I knew that in my relationship with Jason we weren't being totally devoted to God so I figured that meant I needed to let go of that relationship in order to pursue what God was doing now in my life. I figured that since we were putting each other in God's rightful place it meant that we each needed to back off and focus only on God for this time. Some people I love, respect, and truly look up to as a Godly example sat me down for a talk. They wanted me to think about what God had already done in my life and ask myself about this new direction. They wanted me to think about the nature of love and how I wasn't acurately displaying that. They were quick to point out how it was God who had told me to pursue a relationship with Jason even in a time when he creeped me out and I wanted no part in it. As they said God doesn't change his mind. If he had told me to pursue this relationship it was is in his plan. Well this lead to some deep thinking on my part.
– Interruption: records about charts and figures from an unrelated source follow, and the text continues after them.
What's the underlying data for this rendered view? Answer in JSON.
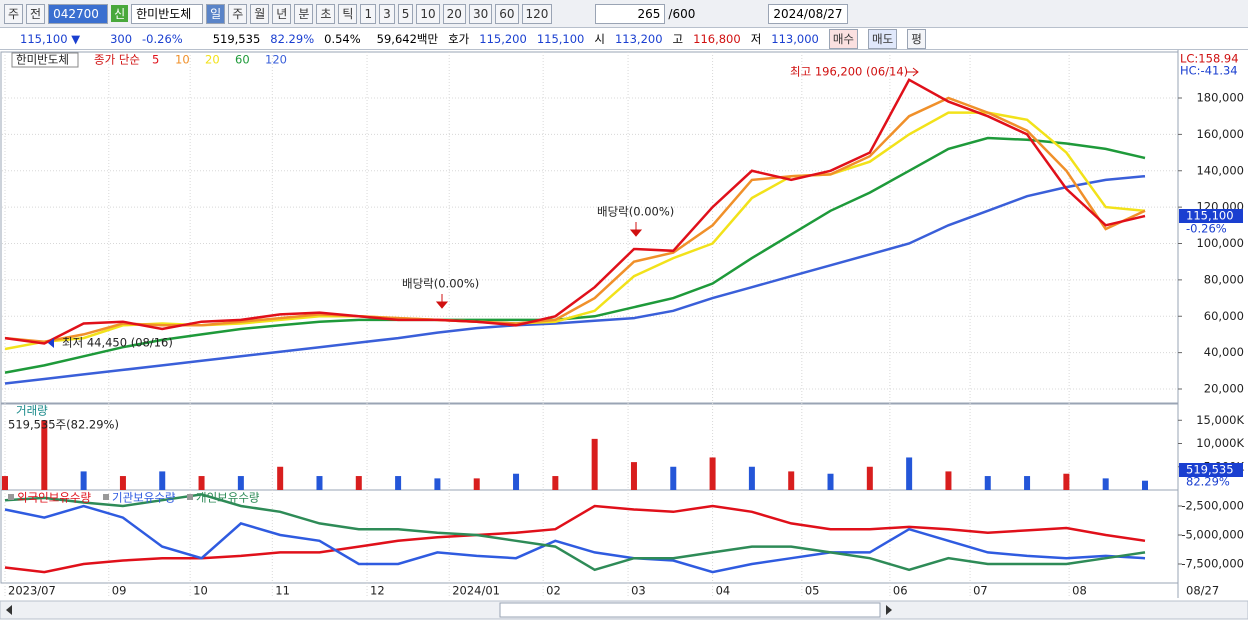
{
  "toolbar": {
    "market": "주",
    "prev": "전",
    "code": "042700",
    "badge": "신",
    "name": "한미반도체",
    "periods": [
      "일",
      "주",
      "월",
      "년",
      "분",
      "초",
      "틱"
    ],
    "intervals": [
      "1",
      "3",
      "5",
      "10",
      "20",
      "30",
      "60",
      "120"
    ],
    "count": "265",
    "max": "/600",
    "date": "2024/08/27"
  },
  "quote_bar": {
    "price": "115,100 ▼",
    "change": "300",
    "change_rate": "-0.26%",
    "volume": "519,535",
    "volume_rate": "82.29%",
    "turnover": "0.54%",
    "amount": "59,642백만",
    "ask_label": "호가",
    "ask": "115,200",
    "bid": "115,100",
    "open_label": "시",
    "open": "113,200",
    "high_label": "고",
    "high": "116,800",
    "low_label": "저",
    "low": "113,000",
    "buy": "매수",
    "sell": "매도",
    "avg": "평"
  },
  "chart_data": [
    {
      "type": "line",
      "title": "한미반도체",
      "legend_title": "종가 단순",
      "xlim": [
        0,
        29
      ],
      "ylim": [
        12300,
        205300
      ],
      "yticks": [
        {
          "value": 20000,
          "label": "20,000"
        },
        {
          "value": 40000,
          "label": "40,000"
        },
        {
          "value": 60000,
          "label": "60,000"
        },
        {
          "value": 80000,
          "label": "80,000"
        },
        {
          "value": 100000,
          "label": "100,000"
        },
        {
          "value": 120000,
          "label": "120,000"
        },
        {
          "value": 140000,
          "label": "140,000"
        },
        {
          "value": 160000,
          "label": "160,000"
        },
        {
          "value": 180000,
          "label": "180,000"
        }
      ],
      "grid": true,
      "series": [
        {
          "name": "120",
          "color": "#3a5fd9",
          "values": [
            23000,
            25500,
            28000,
            30500,
            33000,
            35500,
            38000,
            40500,
            43000,
            45500,
            48000,
            51000,
            53500,
            55000,
            56000,
            57500,
            59000,
            63000,
            70000,
            76000,
            82000,
            88000,
            94000,
            100000,
            110000,
            118000,
            126000,
            131000,
            135000,
            137000
          ]
        },
        {
          "name": "60",
          "color": "#1e9a3a",
          "values": [
            29000,
            33000,
            38000,
            43000,
            47000,
            50000,
            53000,
            55000,
            57000,
            58000,
            58000,
            58000,
            58000,
            58000,
            58000,
            60000,
            65000,
            70000,
            78000,
            92000,
            105000,
            118000,
            128000,
            140000,
            152000,
            158000,
            157000,
            155000,
            152000,
            147000
          ]
        },
        {
          "name": "20",
          "color": "#f2e21a",
          "values": [
            42000,
            46000,
            48000,
            55000,
            56000,
            55000,
            56000,
            58000,
            60000,
            60000,
            59000,
            58000,
            57000,
            56000,
            57000,
            63000,
            82000,
            92000,
            100000,
            125000,
            137000,
            138000,
            145000,
            160000,
            172000,
            172000,
            168000,
            150000,
            120000,
            118000
          ]
        },
        {
          "name": "10",
          "color": "#f0902a",
          "values": [
            48000,
            46000,
            50000,
            56000,
            55000,
            55000,
            57000,
            59000,
            61000,
            60000,
            59000,
            58000,
            57000,
            56000,
            58000,
            70000,
            90000,
            95000,
            110000,
            135000,
            137000,
            138000,
            148000,
            170000,
            180000,
            172000,
            162000,
            140000,
            108000,
            118000
          ]
        },
        {
          "name": "5",
          "color": "#e0101a",
          "values": [
            48000,
            45000,
            56000,
            57000,
            53000,
            57000,
            58000,
            61000,
            62000,
            60000,
            58000,
            58000,
            57000,
            55000,
            60000,
            76000,
            97000,
            96000,
            120000,
            140000,
            135000,
            140000,
            150000,
            190000,
            178000,
            170000,
            160000,
            130000,
            110000,
            115100
          ]
        }
      ],
      "annotations": [
        "최고 196,200 (06/14)",
        "최저 44,450 (08/16)",
        "배당락(0.00%)",
        "배당락(0.00%)"
      ],
      "right_labels": [
        "LC:158.94",
        "HC:-41.34"
      ],
      "last_price": "115,100",
      "last_change": "-0.26%"
    },
    {
      "type": "bar",
      "title": "거래량",
      "subtitle": "519,535주(82.29%)",
      "xlim": [
        0,
        29
      ],
      "ylim": [
        0,
        18500
      ],
      "yticks": [
        {
          "value": 5000,
          "label": "5,000K"
        },
        {
          "value": 10000,
          "label": "10,000K"
        },
        {
          "value": 15000,
          "label": "15,000K"
        }
      ],
      "values": [
        3000,
        15000,
        4000,
        3000,
        4000,
        3000,
        3000,
        5000,
        3000,
        3000,
        3000,
        2500,
        2500,
        3500,
        3000,
        11000,
        6000,
        5000,
        7000,
        5000,
        4000,
        3500,
        5000,
        7000,
        4000,
        3000,
        3000,
        3500,
        2500,
        2000
      ],
      "colors": [
        "#d81e1e",
        "#d81e1e",
        "#2456d8",
        "#d81e1e",
        "#2456d8",
        "#d81e1e",
        "#2456d8",
        "#d81e1e",
        "#2456d8",
        "#d81e1e",
        "#2456d8",
        "#2456d8",
        "#d81e1e",
        "#2456d8",
        "#d81e1e",
        "#d81e1e",
        "#d81e1e",
        "#2456d8",
        "#d81e1e",
        "#2456d8",
        "#d81e1e",
        "#2456d8",
        "#d81e1e",
        "#2456d8",
        "#d81e1e",
        "#2456d8",
        "#2456d8",
        "#d81e1e",
        "#2456d8",
        "#2456d8"
      ],
      "last_value": "519,535",
      "last_rate": "82.29%"
    },
    {
      "type": "line",
      "xlim": [
        0,
        29
      ],
      "ylim": [
        -9140000,
        -1120000
      ],
      "yticks": [
        {
          "value": -2500000,
          "label": "-2,500,000"
        },
        {
          "value": -5000000,
          "label": "-5,000,000"
        },
        {
          "value": -7500000,
          "label": "-7,500,000"
        }
      ],
      "series": [
        {
          "name": "외국인보유수량",
          "color": "#e0101a",
          "values": [
            -7800000,
            -8200000,
            -7500000,
            -7200000,
            -7000000,
            -7000000,
            -6800000,
            -6500000,
            -6500000,
            -6000000,
            -5500000,
            -5200000,
            -5000000,
            -4800000,
            -4500000,
            -2500000,
            -2800000,
            -3000000,
            -2500000,
            -3000000,
            -4000000,
            -4500000,
            -4500000,
            -4300000,
            -4500000,
            -4800000,
            -4600000,
            -4400000,
            -5000000,
            -5500000
          ]
        },
        {
          "name": "기관보유수량",
          "color": "#2f5be0",
          "values": [
            -2800000,
            -3500000,
            -2500000,
            -3500000,
            -6000000,
            -7000000,
            -4000000,
            -5000000,
            -5500000,
            -7500000,
            -7500000,
            -6500000,
            -6800000,
            -7000000,
            -5500000,
            -6500000,
            -7000000,
            -7200000,
            -8200000,
            -7500000,
            -7000000,
            -6500000,
            -6500000,
            -4500000,
            -5500000,
            -6500000,
            -6800000,
            -7000000,
            -6800000,
            -7000000
          ]
        },
        {
          "name": "개인보유수량",
          "color": "#2e8b57",
          "values": [
            -2000000,
            -1800000,
            -2200000,
            -2500000,
            -2000000,
            -1500000,
            -2500000,
            -3000000,
            -4000000,
            -4500000,
            -4500000,
            -4800000,
            -5000000,
            -5500000,
            -6000000,
            -8000000,
            -7000000,
            -7000000,
            -6500000,
            -6000000,
            -6000000,
            -6500000,
            -7000000,
            -8000000,
            -7000000,
            -7500000,
            -7500000,
            -7500000,
            -7000000,
            -6500000
          ]
        }
      ],
      "xticks": [
        {
          "value": 0,
          "label": "2023/07"
        },
        {
          "value": 2.64,
          "label": "09"
        },
        {
          "value": 4.71,
          "label": "10"
        },
        {
          "value": 6.8,
          "label": "11"
        },
        {
          "value": 9.21,
          "label": "12"
        },
        {
          "value": 11.3,
          "label": "2024/01"
        },
        {
          "value": 13.69,
          "label": "02"
        },
        {
          "value": 15.85,
          "label": "03"
        },
        {
          "value": 18.0,
          "label": "04"
        },
        {
          "value": 20.27,
          "label": "05"
        },
        {
          "value": 22.51,
          "label": "06"
        },
        {
          "value": 24.55,
          "label": "07"
        },
        {
          "value": 27.07,
          "label": "08"
        }
      ],
      "last_date": "08/27"
    }
  ]
}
Well, these thoughts gave Jason and I plently to talk about Friday night. I told him of my fears, of how I didn't want either of us to so focused on each other that we forget about God. The past year has been pretty rocky for us and we both knew it. In our talk he said , "You say your whole life was changed this weekend, let me tell you my world changed. This was God's wakeup call for me. He was reminding me of how he has given me so much and in an instant he can take it all away. I've never have been so diciplined in my life as I have been the past few days. Do remember how scared the devil was of us. Well he hasn't been but he's getting scared again Kristi. I don't want him to have us or our children. When we are married our triangle can be so small that we are one [triangle refers to a relationship where God is the top and the bottom corners are formed by the two people in a relationship]. " [paraphrase] That is only a small excert from the conversation we had. Let me tell you, I have never been more in love with him than I was in that moment. There is something that strikes the core of my being when I can see Jesus pour out from his heart. I spent that night reading the bible, praying and just wrestling with what God wanted from me.
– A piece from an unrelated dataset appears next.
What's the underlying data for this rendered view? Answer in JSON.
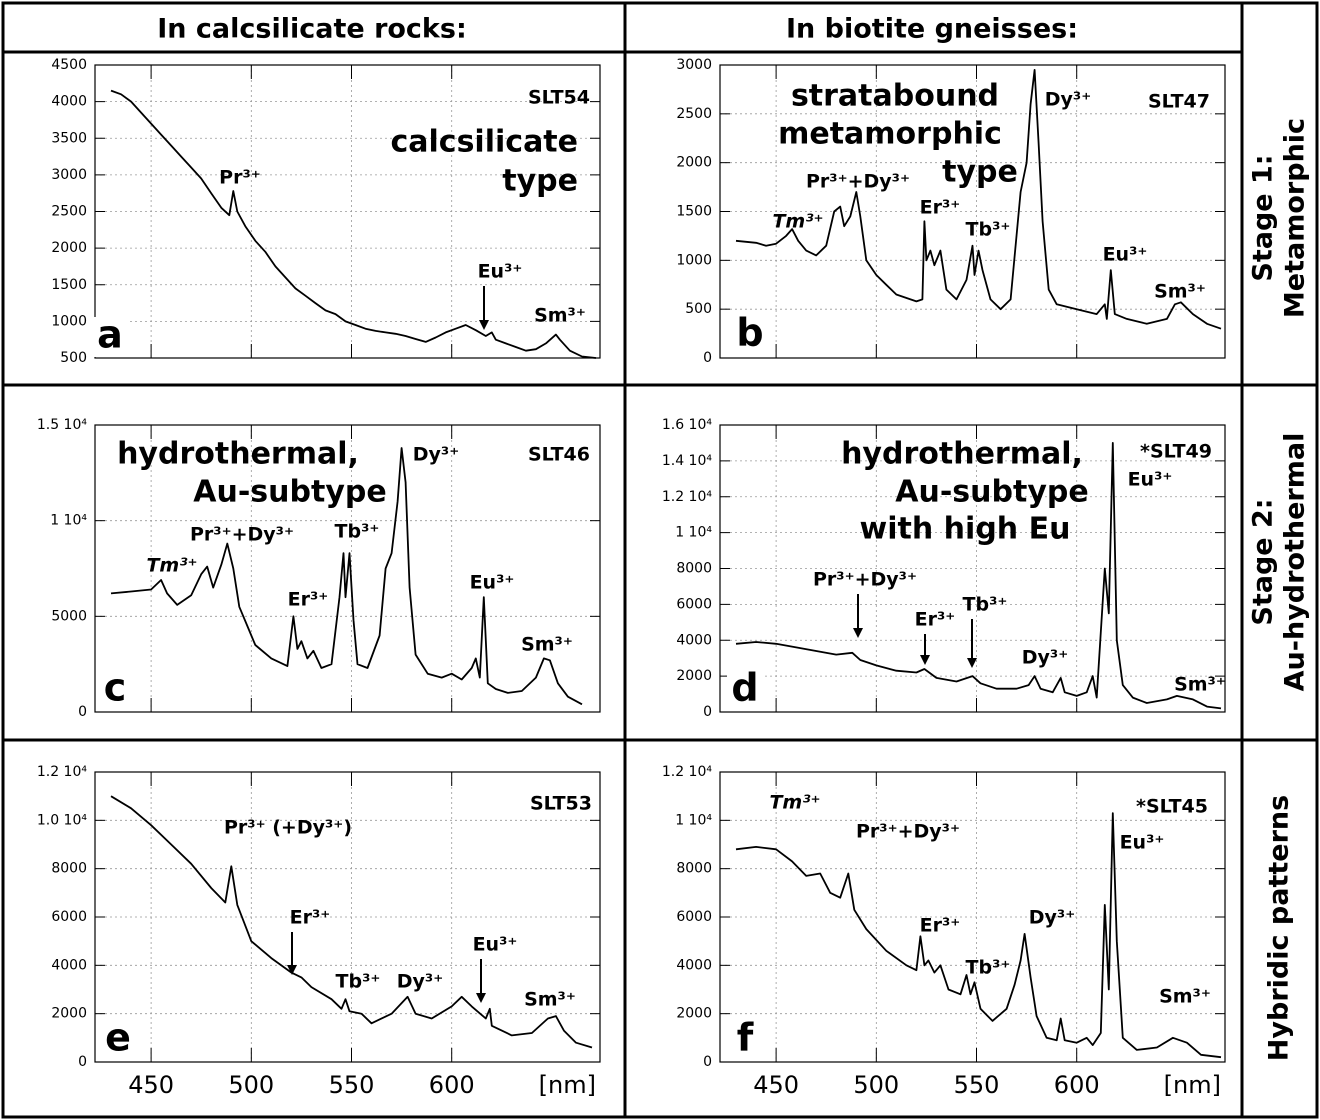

What conclusions did I come to? I knew that God had put Jason in my life. That I was absolutely certain of. We do not serve a God who changes his mind the way mere mortals do. Was he happy with the state our relationship had previously been in? No. My mind turns to the song White as Snow by Leslie Ludy, "...The moment you confessed His heart forgave ~You might think you've ruined all the plans He had for you~ But it's for that very reason Jesus saves~ White as snow ~He has made you white as snow~ Pure and innocent like a dove..." I realized that ever since I came back Jason was there strengthening me. God doesn't want me to try and do everything alone. He does want me to be careful in my relationship and that is something we both have agreed on. I don't want a single thought to be dishonoring to God.
It seems everyone has asked me why don't I just continue with dentistry and use that with missions. I think that is a great thing but I really feel God has been calling away from that. I had pursued dentistry because it was a way to work with my hands and to incorporate my favorite subjects and still be able to afford all my hobbies. It was kind of my ticket to having it all. The desires of my heart have been changing. There has been nothing I love more that being with children. Ever since the first time I fasted [right around the presidential election] my thoughts have also been on the poor. Ministry has also been another desire that has been tugging at my heart since my second year at Somerset. After talking these things over with Jason I think I would like to be a teacher in an orphanage. Is that exactly what God has in mind? I'm not sure. God has some great plans for my future and I'm just excited to take each step in this journey towards his plan.
2 comments:
Don't count out God speaking you through the way he's gifted you and the interests He's given you . . .
Again, so exciting for you! Thank you for sharing your heart, thoughts, and journey.